As others have said of course you are not being unreasonable. I sometimes think some friends just don't know what to say at difficult times. I have recently had a close family bereavement and most of my friends (and even DP at times!) seem to have forgotten a bit too quickly. Not making excuses for them, just think it's worth bearing in mind.

Grendle · 26/04/2009 19:21

YANBU. You are having a hellish time and you need help. Sadly no-one is coming forward, so you need to gird your loins and ask for help, from whoever you think might give it.
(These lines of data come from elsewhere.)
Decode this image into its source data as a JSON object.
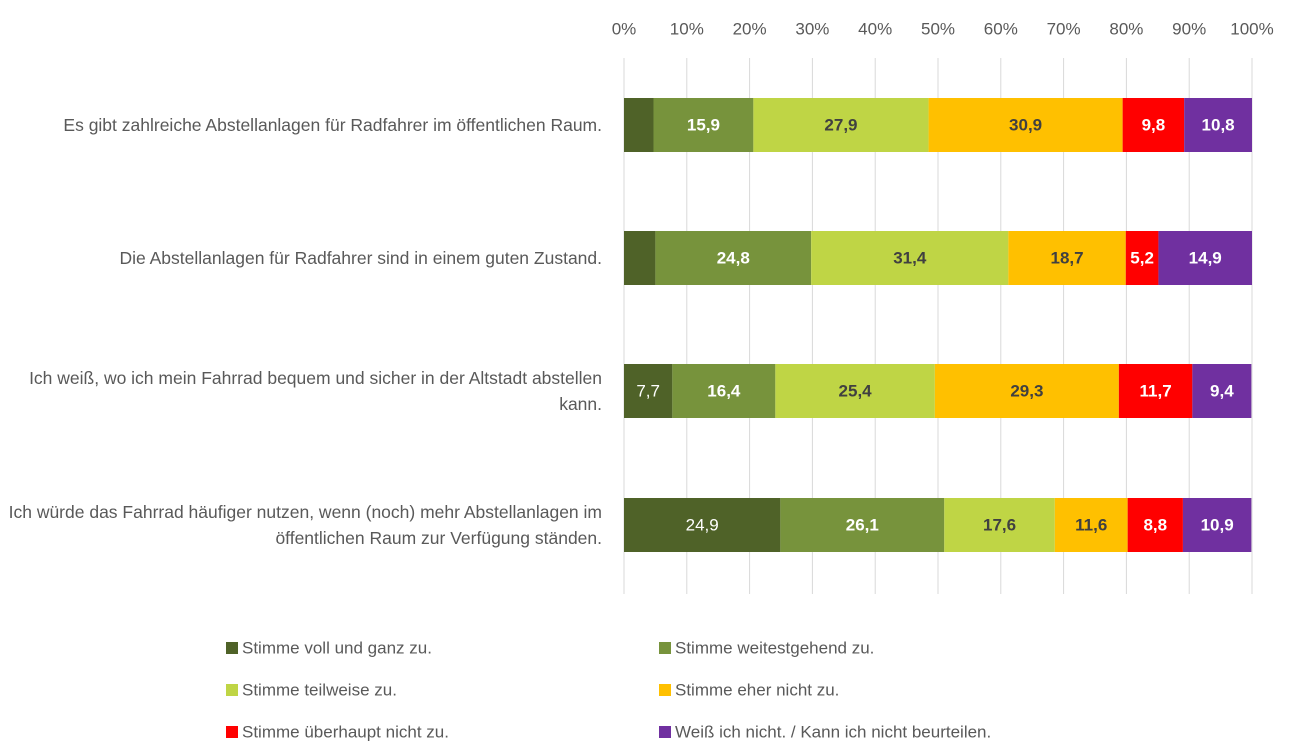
{
  "chart_data": {
    "type": "stacked_barh",
    "categories": [
      "Es gibt zahlreiche Abstellanlagen für Radfahrer im öffentlichen Raum.",
      "Die Abstellanlagen für Radfahrer sind in einem guten Zustand.",
      "Ich weiß, wo ich mein Fahrrad bequem und sicher in der Altstadt abstellen kann.",
      "Ich würde das Fahrrad häufiger nutzen, wenn (noch) mehr Abstellanlagen im öffentlichen Raum zur Verfügung ständen."
    ],
    "series": [
      {
        "name": "Stimme voll und ganz zu.",
        "color": "#4f6228",
        "values": [
          4.7,
          5.0,
          7.7,
          24.9
        ],
        "value_labels": [
          null,
          null,
          "7,7",
          "24,9"
        ]
      },
      {
        "name": "Stimme weitestgehend zu.",
        "color": "#77933c",
        "values": [
          15.9,
          24.8,
          16.4,
          26.1
        ],
        "value_labels": [
          "15,9",
          "24,8",
          "16,4",
          "26,1"
        ]
      },
      {
        "name": "Stimme teilweise zu.",
        "color": "#bfd545",
        "values": [
          27.9,
          31.4,
          25.4,
          17.6
        ],
        "value_labels": [
          "27,9",
          "31,4",
          "25,4",
          "17,6"
        ]
      },
      {
        "name": "Stimme eher nicht zu.",
        "color": "#ffc000",
        "values": [
          30.9,
          18.7,
          29.3,
          11.6
        ],
        "value_labels": [
          "30,9",
          "18,7",
          "29,3",
          "11,6"
        ]
      },
      {
        "name": "Stimme überhaupt nicht zu.",
        "color": "#ff0000",
        "values": [
          9.8,
          5.2,
          11.7,
          8.8
        ],
        "value_labels": [
          "9,8",
          "5,2",
          "11,7",
          "8,8"
        ]
      },
      {
        "name": "Weiß ich nicht. / Kann ich nicht beurteilen.",
        "color": "#7030a0",
        "values": [
          10.8,
          14.9,
          9.4,
          10.9
        ],
        "value_labels": [
          "10,8",
          "14,9",
          "9,4",
          "10,9"
        ]
      }
    ],
    "xlim": [
      0,
      100
    ],
    "xticks": [
      {
        "value": 0,
        "label": "0%"
      },
      {
        "value": 10,
        "label": "10%"
      },
      {
        "value": 20,
        "label": "20%"
      },
      {
        "value": 30,
        "label": "30%"
      },
      {
        "value": 40,
        "label": "40%"
      },
      {
        "value": 50,
        "label": "50%"
      },
      {
        "value": 60,
        "label": "60%"
      },
      {
        "value": 70,
        "label": "70%"
      },
      {
        "value": 80,
        "label": "80%"
      },
      {
        "value": 90,
        "label": "90%"
      },
      {
        "value": 100,
        "label": "100%"
      }
    ],
    "grid": true,
    "legend": "bottom"
  }
}
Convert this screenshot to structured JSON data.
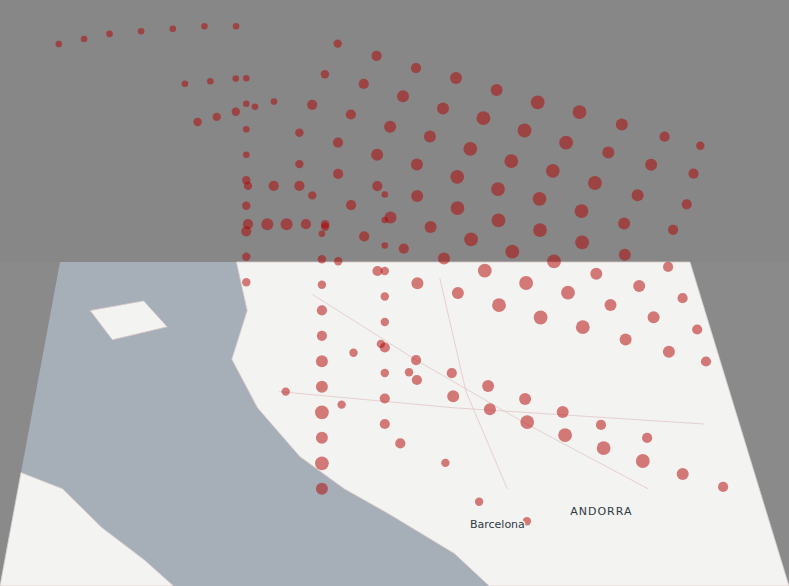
{
  "chart_data": {
    "type": "scatter3d",
    "color": "#b20000",
    "xlim": [
      0,
      100
    ],
    "ylim": [
      0,
      100
    ],
    "zlim": [
      0,
      100
    ],
    "map_labels": [
      {
        "text": "ANDORRA",
        "x": 78,
        "y": 22
      },
      {
        "text": "Barcelona",
        "x": 64,
        "y": 18
      }
    ],
    "tracks": [
      {
        "points": [
          [
            44,
            95,
            92,
            3
          ],
          [
            50,
            92,
            91,
            4
          ],
          [
            56,
            89,
            90,
            4
          ],
          [
            62,
            86,
            90,
            5
          ],
          [
            68,
            83,
            89,
            5
          ],
          [
            74,
            80,
            88,
            6
          ],
          [
            80,
            77,
            88,
            6
          ],
          [
            86,
            74,
            87,
            5
          ],
          [
            92,
            71,
            86,
            4
          ],
          [
            97,
            69,
            85,
            3
          ]
        ]
      },
      {
        "points": [
          [
            42,
            95,
            80,
            3
          ],
          [
            48,
            92,
            80,
            4
          ],
          [
            54,
            89,
            79,
            5
          ],
          [
            60,
            86,
            78,
            5
          ],
          [
            66,
            83,
            78,
            6
          ],
          [
            72,
            80,
            77,
            6
          ],
          [
            78,
            77,
            76,
            6
          ],
          [
            84,
            74,
            76,
            5
          ],
          [
            90,
            71,
            75,
            5
          ],
          [
            96,
            69,
            74,
            4
          ]
        ]
      },
      {
        "points": [
          [
            40,
            95,
            68,
            4
          ],
          [
            46,
            92,
            68,
            4
          ],
          [
            52,
            89,
            67,
            5
          ],
          [
            58,
            86,
            67,
            5
          ],
          [
            64,
            83,
            66,
            6
          ],
          [
            70,
            80,
            65,
            6
          ],
          [
            76,
            77,
            65,
            6
          ],
          [
            82,
            74,
            64,
            6
          ],
          [
            88,
            71,
            63,
            5
          ],
          [
            95,
            69,
            62,
            4
          ]
        ]
      },
      {
        "points": [
          [
            38,
            95,
            57,
            3
          ],
          [
            44,
            92,
            57,
            4
          ],
          [
            50,
            89,
            56,
            5
          ],
          [
            56,
            86,
            56,
            5
          ],
          [
            62,
            83,
            55,
            6
          ],
          [
            68,
            80,
            54,
            6
          ],
          [
            74,
            77,
            54,
            6
          ],
          [
            80,
            74,
            53,
            6
          ],
          [
            86,
            71,
            52,
            5
          ],
          [
            93,
            69,
            52,
            4
          ]
        ]
      },
      {
        "points": [
          [
            38,
            94,
            46,
            3
          ],
          [
            44,
            91,
            46,
            4
          ],
          [
            50,
            88,
            45,
            4
          ],
          [
            56,
            85,
            45,
            5
          ],
          [
            62,
            82,
            44,
            6
          ],
          [
            68,
            79,
            43,
            6
          ],
          [
            74,
            76,
            43,
            6
          ],
          [
            80,
            73,
            42,
            6
          ],
          [
            86,
            70,
            41,
            5
          ],
          [
            92,
            67,
            40,
            4
          ]
        ]
      },
      {
        "points": [
          [
            40,
            93,
            35,
            3
          ],
          [
            46,
            90,
            35,
            4
          ],
          [
            52,
            87,
            34,
            5
          ],
          [
            58,
            84,
            34,
            5
          ],
          [
            64,
            81,
            33,
            6
          ],
          [
            70,
            78,
            32,
            6
          ],
          [
            76,
            75,
            32,
            6
          ],
          [
            82,
            72,
            31,
            5
          ],
          [
            88,
            69,
            30,
            5
          ],
          [
            94,
            66,
            29,
            4
          ]
        ]
      },
      {
        "points": [
          [
            42,
            92,
            24,
            3
          ],
          [
            48,
            89,
            24,
            4
          ],
          [
            54,
            86,
            23,
            4
          ],
          [
            60,
            83,
            23,
            5
          ],
          [
            66,
            80,
            22,
            6
          ],
          [
            72,
            77,
            21,
            6
          ],
          [
            78,
            74,
            21,
            6
          ],
          [
            84,
            71,
            20,
            5
          ],
          [
            90,
            68,
            19,
            5
          ],
          [
            96,
            65,
            18,
            4
          ]
        ]
      },
      {
        "points": [
          [
            44,
            90,
            13,
            3
          ],
          [
            50,
            87,
            13,
            4
          ],
          [
            56,
            84,
            12,
            5
          ],
          [
            62,
            81,
            12,
            5
          ],
          [
            68,
            78,
            11,
            6
          ],
          [
            74,
            75,
            10,
            6
          ],
          [
            80,
            72,
            10,
            6
          ],
          [
            86,
            69,
            9,
            5
          ],
          [
            92,
            66,
            8,
            5
          ],
          [
            97,
            63,
            8,
            4
          ]
        ]
      },
      {
        "points": [
          [
            55,
            62,
            2,
            4
          ],
          [
            60,
            57,
            2,
            5
          ],
          [
            65,
            53,
            2,
            5
          ],
          [
            70,
            49,
            2,
            6
          ],
          [
            75,
            45,
            2,
            6
          ],
          [
            80,
            41,
            2,
            6
          ],
          [
            85,
            37,
            2,
            6
          ],
          [
            90,
            33,
            2,
            5
          ],
          [
            95,
            29,
            2,
            4
          ]
        ]
      },
      {
        "points": [
          [
            50,
            70,
            6,
            3
          ],
          [
            55,
            65,
            6,
            4
          ],
          [
            60,
            61,
            6,
            4
          ],
          [
            65,
            57,
            6,
            5
          ],
          [
            70,
            53,
            6,
            5
          ],
          [
            75,
            49,
            6,
            5
          ],
          [
            80,
            45,
            6,
            4
          ],
          [
            86,
            41,
            6,
            4
          ]
        ]
      },
      {
        "points": [
          [
            41,
            30,
            0,
            5
          ],
          [
            41,
            30,
            10,
            6
          ],
          [
            41,
            30,
            20,
            5
          ],
          [
            41,
            30,
            30,
            6
          ],
          [
            41,
            30,
            40,
            5
          ],
          [
            41,
            30,
            50,
            5
          ],
          [
            41,
            30,
            60,
            4
          ],
          [
            41,
            30,
            70,
            4
          ],
          [
            41,
            30,
            80,
            3
          ],
          [
            41,
            30,
            90,
            3
          ],
          [
            41,
            30,
            100,
            2
          ]
        ]
      },
      {
        "points": [
          [
            50,
            50,
            0,
            4
          ],
          [
            50,
            50,
            10,
            4
          ],
          [
            50,
            50,
            20,
            3
          ],
          [
            50,
            50,
            30,
            4
          ],
          [
            50,
            50,
            40,
            3
          ],
          [
            50,
            50,
            50,
            3
          ],
          [
            50,
            50,
            60,
            3
          ],
          [
            50,
            50,
            70,
            2
          ],
          [
            50,
            50,
            80,
            2
          ],
          [
            50,
            50,
            90,
            2
          ]
        ]
      },
      {
        "points": [
          [
            30,
            78,
            20,
            3
          ],
          [
            30,
            78,
            30,
            3
          ],
          [
            30,
            78,
            40,
            4
          ],
          [
            30,
            78,
            50,
            3
          ],
          [
            30,
            78,
            60,
            3
          ],
          [
            30,
            78,
            70,
            2
          ],
          [
            30,
            78,
            80,
            2
          ],
          [
            30,
            78,
            90,
            2
          ],
          [
            30,
            78,
            100,
            2
          ]
        ]
      },
      {
        "points": [
          [
            0,
            98,
            88,
            2
          ],
          [
            4,
            98,
            90,
            2
          ],
          [
            8,
            98,
            92,
            2
          ],
          [
            13,
            98,
            93,
            2
          ],
          [
            18,
            98,
            94,
            2
          ],
          [
            23,
            98,
            95,
            2
          ],
          [
            28,
            98,
            95,
            2
          ]
        ]
      },
      {
        "points": [
          [
            30,
            92,
            25,
            4
          ],
          [
            33,
            92,
            25,
            5
          ],
          [
            36,
            92,
            25,
            5
          ],
          [
            39,
            92,
            25,
            4
          ],
          [
            42,
            92,
            25,
            3
          ],
          [
            30,
            92,
            40,
            3
          ],
          [
            34,
            92,
            40,
            4
          ],
          [
            38,
            92,
            40,
            4
          ]
        ]
      },
      {
        "points": [
          [
            22,
            96,
            60,
            3
          ],
          [
            25,
            96,
            62,
            3
          ],
          [
            28,
            96,
            64,
            3
          ],
          [
            31,
            96,
            66,
            2
          ],
          [
            34,
            96,
            68,
            2
          ],
          [
            20,
            96,
            75,
            2
          ],
          [
            24,
            96,
            76,
            2
          ],
          [
            28,
            96,
            77,
            2
          ]
        ]
      },
      {
        "points": [
          [
            36,
            60,
            0,
            3
          ],
          [
            44,
            56,
            0,
            3
          ],
          [
            52,
            44,
            0,
            4
          ],
          [
            58,
            38,
            0,
            3
          ],
          [
            62,
            26,
            0,
            3
          ],
          [
            68,
            20,
            0,
            3
          ],
          [
            46,
            72,
            0,
            3
          ],
          [
            54,
            66,
            0,
            3
          ]
        ]
      }
    ]
  }
}
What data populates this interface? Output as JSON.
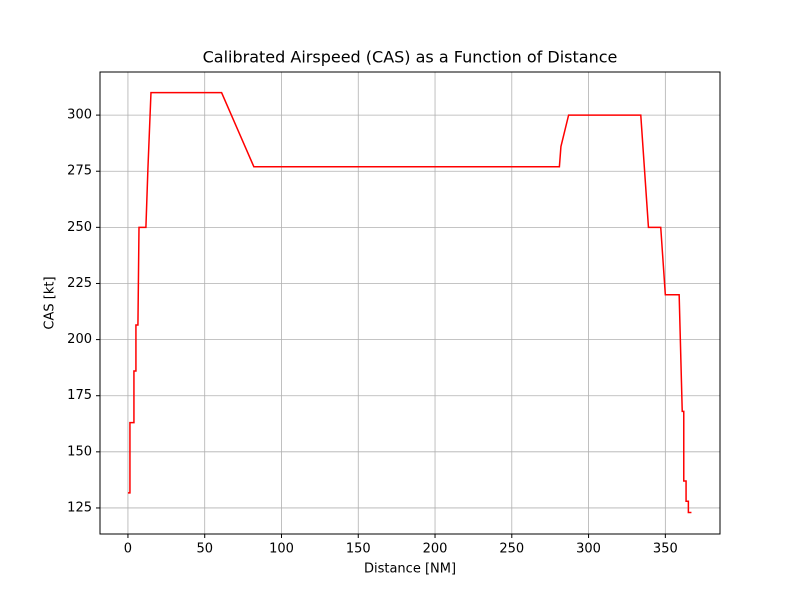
{
  "chart_data": {
    "type": "line",
    "title": "Calibrated Airspeed (CAS) as a Function of Distance",
    "xlabel": "Distance [NM]",
    "ylabel": "CAS [kt]",
    "xlim": [
      -18.2,
      385.6
    ],
    "ylim": [
      113.4,
      319.2
    ],
    "xticks": [
      0,
      50,
      100,
      150,
      200,
      250,
      300,
      350
    ],
    "yticks": [
      125,
      150,
      175,
      200,
      225,
      250,
      275,
      300
    ],
    "grid": true,
    "series": [
      {
        "color": "#ff0000",
        "x": [
          0,
          1.3,
          1.3,
          3.9,
          3.9,
          5.2,
          5.2,
          6.5,
          7.2,
          11.7,
          13,
          15,
          61,
          82,
          281,
          282,
          287,
          334,
          339,
          347,
          350,
          359,
          361,
          362,
          362,
          363.5,
          363.5,
          365,
          365,
          367
        ],
        "values": [
          131.7,
          131.7,
          163,
          163,
          186,
          186,
          206.5,
          206.5,
          250,
          250,
          276,
          310,
          310,
          277,
          277,
          286,
          300,
          300,
          250,
          250,
          220,
          220,
          168,
          168,
          137,
          137,
          128,
          128,
          123,
          123
        ]
      }
    ]
  }
}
Be straight with them, tell them how bad it is.

Is your dh/dp at work tomorrow? If not, the first thing to do is not to get out of bed in the morning and certainly not to get dressed. A dressed Mummy is a functioning Mummy, a Mummy in PJs obviously needs help and can't be expected to cook meals etc. Actually, if your ds is pre-school I wouldn't get dressed even if you have him at home to look after. Then anyone who turns up to help will get the measure of the seriousness of how you feel. If he is at school is there anyone you can ask to take him tomorrow.

I don't care if this is MN, you need a (((hug))).

oranges · 26/04/2009 19:26

Look, thepoint is if you are babysitting and taking ds swimming, people think you are coping, which is why they are not offering to help. In this case you really, really need to ask.

ruty · 26/04/2009 21:32

blimey. You really need to make it clear to your family you need some support.